You may be thinking, we're a full paragraph into this song review, and she hasn't mentioned the song. Here's where I'll let you in on a secret: this is my actual first rodeo when it comes to music review, so my inclination is mostly to tell you how excited I was by the title, "Yellow Breeches." My goodness, do I love that creek, but that's a story for another day. In any case, what's to follow may largely use words not germane to music and will likely use words that are actually about music incorrectly. That's not a problem for me, and I hope it isn't for you because I really want you to know how good this song is.

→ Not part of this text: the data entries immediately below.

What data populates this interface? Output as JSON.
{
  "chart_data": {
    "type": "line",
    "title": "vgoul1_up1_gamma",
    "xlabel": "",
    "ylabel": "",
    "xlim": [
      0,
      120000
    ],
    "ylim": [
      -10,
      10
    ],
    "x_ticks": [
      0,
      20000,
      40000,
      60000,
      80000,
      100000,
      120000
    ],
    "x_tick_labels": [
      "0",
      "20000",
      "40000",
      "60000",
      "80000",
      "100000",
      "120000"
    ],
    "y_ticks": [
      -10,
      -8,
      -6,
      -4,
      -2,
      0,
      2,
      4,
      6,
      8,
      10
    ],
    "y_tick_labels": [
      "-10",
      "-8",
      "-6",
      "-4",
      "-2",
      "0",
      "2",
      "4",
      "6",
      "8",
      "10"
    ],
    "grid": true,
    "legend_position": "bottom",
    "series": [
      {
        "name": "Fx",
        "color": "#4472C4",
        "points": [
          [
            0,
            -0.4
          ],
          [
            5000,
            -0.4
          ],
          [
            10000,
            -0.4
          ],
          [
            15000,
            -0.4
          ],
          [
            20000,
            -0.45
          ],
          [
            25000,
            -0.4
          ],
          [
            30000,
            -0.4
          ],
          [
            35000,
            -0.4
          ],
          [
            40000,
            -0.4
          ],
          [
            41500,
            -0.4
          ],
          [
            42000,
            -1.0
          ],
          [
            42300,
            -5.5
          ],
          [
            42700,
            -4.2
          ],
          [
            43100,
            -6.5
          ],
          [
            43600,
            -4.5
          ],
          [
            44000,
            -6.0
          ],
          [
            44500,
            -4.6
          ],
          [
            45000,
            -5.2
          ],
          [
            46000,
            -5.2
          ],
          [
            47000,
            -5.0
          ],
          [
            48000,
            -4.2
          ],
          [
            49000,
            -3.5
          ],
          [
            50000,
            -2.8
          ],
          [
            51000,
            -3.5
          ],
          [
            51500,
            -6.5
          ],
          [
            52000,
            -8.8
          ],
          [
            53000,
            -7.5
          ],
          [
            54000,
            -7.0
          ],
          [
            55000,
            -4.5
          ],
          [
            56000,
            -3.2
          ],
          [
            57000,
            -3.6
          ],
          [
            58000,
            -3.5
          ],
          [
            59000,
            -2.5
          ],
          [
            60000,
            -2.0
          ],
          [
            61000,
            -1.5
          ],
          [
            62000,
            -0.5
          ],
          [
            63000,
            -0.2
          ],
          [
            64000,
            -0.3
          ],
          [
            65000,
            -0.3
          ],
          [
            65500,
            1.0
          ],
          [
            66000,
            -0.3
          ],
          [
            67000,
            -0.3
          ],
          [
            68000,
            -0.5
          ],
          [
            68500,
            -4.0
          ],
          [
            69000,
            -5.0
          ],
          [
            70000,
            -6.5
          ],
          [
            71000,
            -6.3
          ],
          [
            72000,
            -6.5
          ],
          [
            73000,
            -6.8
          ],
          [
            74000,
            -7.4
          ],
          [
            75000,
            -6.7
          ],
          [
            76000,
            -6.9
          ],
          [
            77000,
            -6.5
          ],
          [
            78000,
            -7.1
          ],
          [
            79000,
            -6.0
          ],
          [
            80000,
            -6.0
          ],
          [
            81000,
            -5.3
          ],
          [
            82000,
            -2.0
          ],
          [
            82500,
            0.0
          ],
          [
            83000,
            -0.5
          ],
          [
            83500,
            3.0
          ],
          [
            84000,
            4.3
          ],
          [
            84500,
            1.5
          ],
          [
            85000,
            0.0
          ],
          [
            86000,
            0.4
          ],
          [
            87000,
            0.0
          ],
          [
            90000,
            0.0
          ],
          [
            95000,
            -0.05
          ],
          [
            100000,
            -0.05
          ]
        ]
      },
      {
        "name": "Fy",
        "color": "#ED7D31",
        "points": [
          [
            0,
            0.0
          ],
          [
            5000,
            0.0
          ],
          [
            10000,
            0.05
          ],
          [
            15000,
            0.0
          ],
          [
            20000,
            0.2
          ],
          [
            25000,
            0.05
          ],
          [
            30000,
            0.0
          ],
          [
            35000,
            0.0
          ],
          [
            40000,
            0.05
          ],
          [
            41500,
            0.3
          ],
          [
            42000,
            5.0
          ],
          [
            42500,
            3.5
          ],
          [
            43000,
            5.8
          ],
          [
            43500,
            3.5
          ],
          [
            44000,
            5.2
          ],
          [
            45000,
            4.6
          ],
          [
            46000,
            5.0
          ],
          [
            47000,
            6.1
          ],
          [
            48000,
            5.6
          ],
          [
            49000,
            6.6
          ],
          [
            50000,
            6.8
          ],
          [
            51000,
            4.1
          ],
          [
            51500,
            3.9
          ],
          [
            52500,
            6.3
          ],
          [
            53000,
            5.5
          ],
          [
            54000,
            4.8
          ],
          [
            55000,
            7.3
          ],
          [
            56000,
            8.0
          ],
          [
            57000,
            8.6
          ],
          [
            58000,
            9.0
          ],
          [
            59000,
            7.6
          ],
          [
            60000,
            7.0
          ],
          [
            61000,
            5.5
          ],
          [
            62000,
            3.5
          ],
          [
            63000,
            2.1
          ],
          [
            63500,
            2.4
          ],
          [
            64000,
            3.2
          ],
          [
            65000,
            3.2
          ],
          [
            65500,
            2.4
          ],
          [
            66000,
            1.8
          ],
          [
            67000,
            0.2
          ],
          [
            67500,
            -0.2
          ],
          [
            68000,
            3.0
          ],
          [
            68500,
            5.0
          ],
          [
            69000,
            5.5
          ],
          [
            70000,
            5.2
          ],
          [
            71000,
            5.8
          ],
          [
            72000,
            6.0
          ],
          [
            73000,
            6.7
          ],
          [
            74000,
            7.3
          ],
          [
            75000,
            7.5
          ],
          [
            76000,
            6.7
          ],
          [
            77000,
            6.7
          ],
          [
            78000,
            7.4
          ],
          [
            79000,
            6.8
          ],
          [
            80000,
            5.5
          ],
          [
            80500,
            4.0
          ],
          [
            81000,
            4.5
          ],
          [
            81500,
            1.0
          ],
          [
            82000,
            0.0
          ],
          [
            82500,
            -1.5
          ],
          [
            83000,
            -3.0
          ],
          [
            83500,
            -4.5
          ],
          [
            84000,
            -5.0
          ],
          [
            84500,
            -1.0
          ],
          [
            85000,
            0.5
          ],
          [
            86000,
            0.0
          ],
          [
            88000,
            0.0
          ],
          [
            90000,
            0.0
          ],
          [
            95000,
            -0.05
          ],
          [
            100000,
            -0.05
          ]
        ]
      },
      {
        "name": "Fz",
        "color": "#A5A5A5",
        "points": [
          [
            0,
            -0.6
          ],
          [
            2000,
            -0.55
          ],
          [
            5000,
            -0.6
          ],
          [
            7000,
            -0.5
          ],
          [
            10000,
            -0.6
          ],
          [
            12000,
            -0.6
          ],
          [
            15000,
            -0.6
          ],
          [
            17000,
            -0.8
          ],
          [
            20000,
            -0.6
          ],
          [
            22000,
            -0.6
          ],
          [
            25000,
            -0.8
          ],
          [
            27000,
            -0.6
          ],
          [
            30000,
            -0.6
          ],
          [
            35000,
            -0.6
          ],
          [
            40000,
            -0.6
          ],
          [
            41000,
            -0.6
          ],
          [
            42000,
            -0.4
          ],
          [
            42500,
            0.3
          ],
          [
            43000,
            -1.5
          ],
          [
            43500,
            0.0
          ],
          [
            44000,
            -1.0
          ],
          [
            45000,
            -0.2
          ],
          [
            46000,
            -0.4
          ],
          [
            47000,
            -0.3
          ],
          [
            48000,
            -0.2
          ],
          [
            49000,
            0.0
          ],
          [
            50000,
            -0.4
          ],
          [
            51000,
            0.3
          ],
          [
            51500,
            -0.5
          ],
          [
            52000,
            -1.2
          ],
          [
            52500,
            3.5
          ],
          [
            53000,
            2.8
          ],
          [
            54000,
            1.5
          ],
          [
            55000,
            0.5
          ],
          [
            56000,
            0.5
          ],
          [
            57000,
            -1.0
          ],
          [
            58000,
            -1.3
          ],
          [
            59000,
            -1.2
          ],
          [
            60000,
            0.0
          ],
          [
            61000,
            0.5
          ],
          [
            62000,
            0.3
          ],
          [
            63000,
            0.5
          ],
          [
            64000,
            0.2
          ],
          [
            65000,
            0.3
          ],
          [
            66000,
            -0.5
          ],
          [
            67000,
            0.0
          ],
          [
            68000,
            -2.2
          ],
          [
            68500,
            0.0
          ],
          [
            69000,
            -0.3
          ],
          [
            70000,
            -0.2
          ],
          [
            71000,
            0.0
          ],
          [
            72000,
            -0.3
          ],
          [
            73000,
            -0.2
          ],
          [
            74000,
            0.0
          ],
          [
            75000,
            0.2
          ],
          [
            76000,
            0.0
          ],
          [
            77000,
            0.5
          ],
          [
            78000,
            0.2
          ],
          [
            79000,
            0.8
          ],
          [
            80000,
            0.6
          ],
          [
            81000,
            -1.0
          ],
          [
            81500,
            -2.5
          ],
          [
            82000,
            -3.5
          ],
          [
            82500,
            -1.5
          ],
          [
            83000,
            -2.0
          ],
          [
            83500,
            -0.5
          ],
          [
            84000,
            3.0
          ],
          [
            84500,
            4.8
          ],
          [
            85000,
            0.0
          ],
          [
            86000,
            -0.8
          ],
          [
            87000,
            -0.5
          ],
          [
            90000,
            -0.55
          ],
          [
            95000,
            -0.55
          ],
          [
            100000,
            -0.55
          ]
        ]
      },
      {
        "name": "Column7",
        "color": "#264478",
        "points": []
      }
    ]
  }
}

"Yellow Breeches" opens up with a playful, building guitar riff. At first, I even think, "Oh, shoot, I was hoping for something less upbeat." That issue is resolved nearly immediately when the lyrics introduce the notion of fucking up, proving that the riff is just some slice of mischief. Yes, this is exactly the kind of pensive mood I am looking for in a singer-songwriter at this moment. The real game being played in this guitar part is that it never seems to resolve but continues tripping over itself to move the song forward, very much evoking the feeling of a river, or in this case a creek. Stone's frustrated twang lamenting an inner monologue that "won't shut up" reinforces this sense of perpetual fluid motion. It reminds us that much like time, when we allow thoughts to gain forward momentum, they have a tendency to both overwhelm and sweep away whatever is in their path, making the peace of the present moment--or a still lake--elusive.
I imagine I was a teenager in Central Pennsylvania. (I wasn't.) I imagine myself fighting with a friend or lover by the dam in Borough Park in New Cumberland or sitting by the bank in the snow longing for a bygone summer day during which the water and a River Rat supported me and a Ziploc full of weed and American Spirits in being nowhere in particular at no time in particular. The trajectory of these thoughts is surrender as Stone relents the creek into its final destination, the Chesapeake. In the end, a distant, almost vintage, guitar solo overlays our familiar playful riff, inviting us to let go into a subtly psychedelic headspace.
This song gets the Paris seal of approval. If it's any indication of what the rest of the album is like, I cannot wait to hear more. His new song, "Pacific" drops tomorrow 5/14!